Sosyalist sol olarak bazı hatalarımızın küçük olduğunu düşünüyoruz. Aslında bizi çıkmaza sokan küçük sandığımız o hatalar. Konumlanışımız, stratejimiz, politik-psikolojimiz.

Yapacağımız işlerden, yaklaşımlarımızdan bahsediyoruz örneğin; bu çabamız “anlattıklarınıza siz inanıyor musunuz?” eleştirisiyle karşı karşıya kalıyor. Bizi dinleyenler, arayış içinde olanlar bizde böyle bir açıklayıcılık, böyle bir tezine hâkim olma ve tezini deneme tutkusu görmüyorlar. Bence de biz böyleyiz. Ne acı ki solcular dediğine inanıyor olmaktan öte bir fanatik gibi görünürdü eskiden. O günleri özlüyorum.
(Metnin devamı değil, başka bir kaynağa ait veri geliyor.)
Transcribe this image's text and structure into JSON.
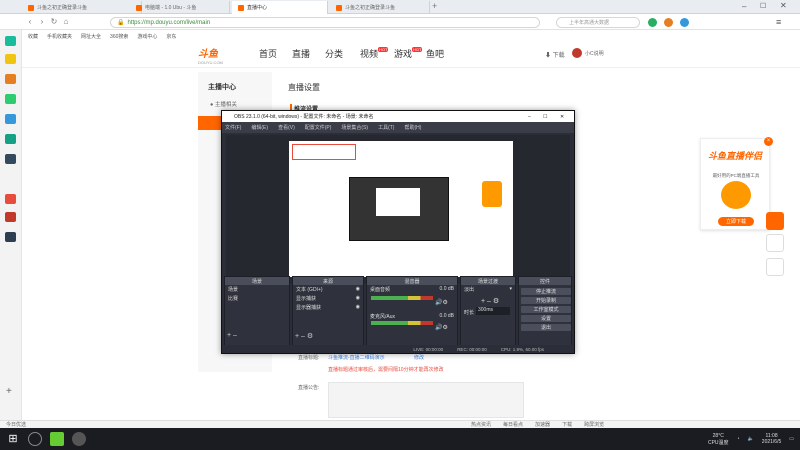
{
  "browser": {
    "tabs": [
      {
        "label": "斗鱼之初正确登录斗鱼"
      },
      {
        "label": "电脑端 - 1.0 Ubu - 斗鱼"
      },
      {
        "label": "直播中心"
      },
      {
        "label": "斗鱼之初正确登录斗鱼"
      }
    ],
    "url": "https://mp.douyu.com/live/main",
    "search_placeholder": "上半年高通大数据",
    "bookmarks": [
      "收藏",
      "手机收藏夹",
      "网址大全",
      "360搜索",
      "游戏中心",
      "京东"
    ]
  },
  "douyu": {
    "logo_text": "斗鱼",
    "logo_sub": "DOUYU.COM",
    "nav": [
      "首页",
      "直播",
      "分类",
      "视频",
      "游戏",
      "鱼吧"
    ],
    "hot_badge": "HOT",
    "download": "下载",
    "user": "小C说明"
  },
  "sidebar": {
    "title": "主播中心",
    "items": [
      "主播相关"
    ]
  },
  "main": {
    "section_title": "直播设置",
    "sub_title": "推流设置"
  },
  "obs": {
    "title": "OBS 23.1.0 (64-bit, windows) - 配置文件: 未命名 - 场景: 未命名",
    "menu": [
      "文件(F)",
      "编辑(E)",
      "查看(V)",
      "配置文件(P)",
      "场景集合(S)",
      "工具(T)",
      "帮助(H)"
    ],
    "docks": {
      "scenes": {
        "title": "场景",
        "items": [
          "场景",
          "比赛"
        ]
      },
      "sources": {
        "title": "来源",
        "items": [
          "文本 (GDI+)",
          "显示捕获",
          "显示器捕获"
        ]
      },
      "mixer": {
        "title": "混音器",
        "channels": [
          {
            "name": "桌面音频",
            "db": "0.0 dB"
          },
          {
            "name": "麦克风/Aux",
            "db": "0.0 dB"
          }
        ]
      },
      "transitions": {
        "title": "场景过渡",
        "type": "淡出",
        "duration_label": "时长",
        "duration": "300ms"
      },
      "controls": {
        "title": "控件",
        "buttons": [
          "停止推流",
          "开始录制",
          "工作室模式",
          "设置",
          "退出"
        ]
      }
    },
    "status": {
      "live": "LIVE: 00:00:00",
      "rec": "REC: 00:00:00",
      "cpu": "CPU: 1.9%, 60.00 fps"
    }
  },
  "below_obs": {
    "room_title_label": "直播标题:",
    "room_title_value": "斗鱼推流-直播二维码演示",
    "edit": "修改",
    "warning": "直播标题通过审核后，需要间隔10分钟才能再次修改",
    "notice_label": "直播公告:"
  },
  "ad": {
    "title": "斗鱼直播伴侣",
    "sub": "最好用的PC端直播工具",
    "button": "立即下载"
  },
  "status_bar": {
    "left": "今日优选",
    "items": [
      "热点资讯",
      "每日看点",
      "加速器",
      "下载",
      "跨屏浏览"
    ]
  },
  "taskbar": {
    "weather": "28°C",
    "weather_sub": "CPU温度",
    "time": "11:08",
    "date": "2021/6/5"
  },
  "colors": {
    "brand": "#ff6600",
    "obs_bg": "#2b2e38",
    "taskbar": "#1a1c21"
  }
}
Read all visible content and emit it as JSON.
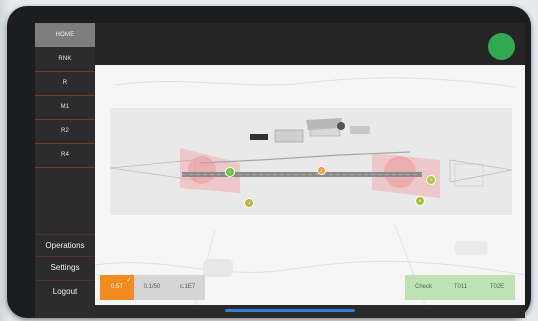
{
  "sidebar": {
    "items": [
      {
        "label": "HOME",
        "active": true
      },
      {
        "label": "RNK",
        "active": false
      },
      {
        "label": "R",
        "active": false
      },
      {
        "label": "M1",
        "active": false
      },
      {
        "label": "R2",
        "active": false
      },
      {
        "label": "R4",
        "active": false
      }
    ],
    "bottom": [
      {
        "label": "Operations"
      },
      {
        "label": "Settings"
      },
      {
        "label": "Logout"
      }
    ]
  },
  "status": {
    "color": "#32a853"
  },
  "markers": [
    {
      "label": "1"
    },
    {
      "label": "2"
    },
    {
      "label": "3"
    },
    {
      "label": "4"
    },
    {
      "label": "5"
    }
  ],
  "bottom_left_buttons": [
    {
      "label": "0.5T",
      "selected": true
    },
    {
      "label": "0.1/50",
      "selected": false
    },
    {
      "label": "c.1E7",
      "selected": false
    }
  ],
  "bottom_right_buttons": [
    {
      "label": "Check"
    },
    {
      "label": "T011"
    },
    {
      "label": "T02E"
    }
  ]
}
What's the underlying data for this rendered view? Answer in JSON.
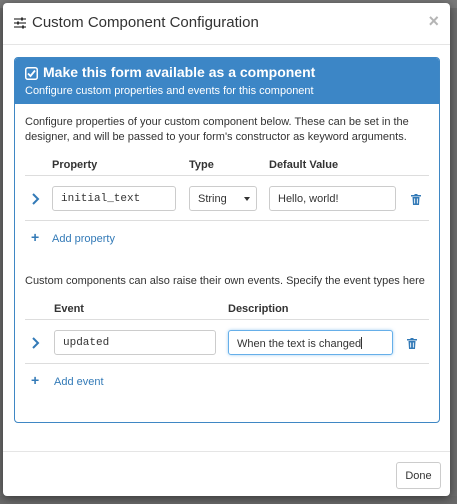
{
  "modal": {
    "title": "Custom Component Configuration",
    "close_label": "×"
  },
  "panel": {
    "title": "Make this form available as a component",
    "subtitle": "Configure custom properties and events for this component"
  },
  "properties": {
    "description_line1": "Configure properties of your custom component below. These can be set in the",
    "description_line2": "designer, and will be passed to your form's constructor as keyword arguments.",
    "columns": [
      "Property",
      "Type",
      "Default Value"
    ],
    "rows": [
      {
        "name": "initial_text",
        "type": "String",
        "default": "Hello, world!"
      }
    ],
    "add_label": "Add property"
  },
  "events": {
    "description": "Custom components can also raise their own events. Specify the event types here",
    "columns": [
      "Event",
      "Description"
    ],
    "rows": [
      {
        "name": "updated",
        "description": "When the text is changed"
      }
    ],
    "add_label": "Add event"
  },
  "footer": {
    "done_label": "Done"
  },
  "icons": {
    "config": "sliders-icon",
    "check": "checkbox-checked-icon",
    "expand": "chevron-right-icon",
    "delete": "trash-icon",
    "add": "plus-icon"
  },
  "colors": {
    "accent": "#3c86c6",
    "link": "#337ab7"
  }
}
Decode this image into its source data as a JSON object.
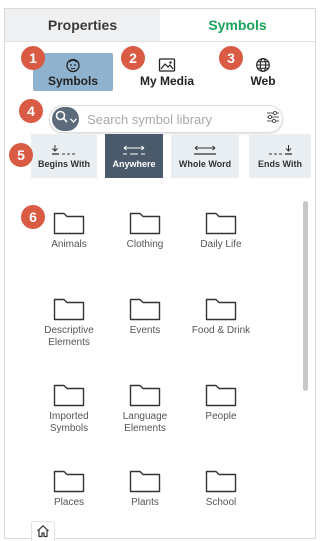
{
  "tabs": {
    "properties": "Properties",
    "symbols": "Symbols"
  },
  "sources": {
    "symbols": "Symbols",
    "my_media": "My Media",
    "web": "Web"
  },
  "search": {
    "placeholder": "Search symbol library"
  },
  "modes": {
    "begins_with": "Begins With",
    "anywhere": "Anywhere",
    "whole_word": "Whole Word",
    "ends_with": "Ends With",
    "active": "Anywhere"
  },
  "folders": [
    {
      "label": "Animals"
    },
    {
      "label": "Clothing"
    },
    {
      "label": "Daily Life"
    },
    {
      "label": "Descriptive Elements"
    },
    {
      "label": "Events"
    },
    {
      "label": "Food & Drink"
    },
    {
      "label": "Imported Symbols"
    },
    {
      "label": "Language Elements"
    },
    {
      "label": "People"
    },
    {
      "label": "Places"
    },
    {
      "label": "Plants"
    },
    {
      "label": "School"
    }
  ],
  "badges": [
    "1",
    "2",
    "3",
    "4",
    "5",
    "6"
  ],
  "colors": {
    "accent_green": "#1aa35a",
    "badge": "#d95b43",
    "selected_source": "#8fb3cf",
    "active_mode": "#4a5a6a",
    "mode_bg": "#e9eef3"
  }
}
Ortada hep bir “Sol Komünizm, Bir Çocukluk Hastalığı” kitabı dolaşıyor sanki. Mütemadiyen goşistler var.

Pekâlâ. O zaman uygun olan radikalizm ne? Sorumuz ve sorunumuz bu. Artık program tartışmasından bir adım geri çekiliyorum. Ekim Devrimi’nden sonra Almanlarla savaşmaya devam etmeyi istemek yanlıştı, tamam. Sovyet iktidarını, barışı, ulusların kendi kaderini tayin hakkını, köylülerin toprak sahibi olmasını ve ayaklanmayı savunmak doğruydu ama. Bunlar zamanının son derece radikal fikirleriydi ve Bolşevikler bunları savundular. Bunları savundular, haklı çıktılar ve iktidarı alabilme gücüne kavuştular.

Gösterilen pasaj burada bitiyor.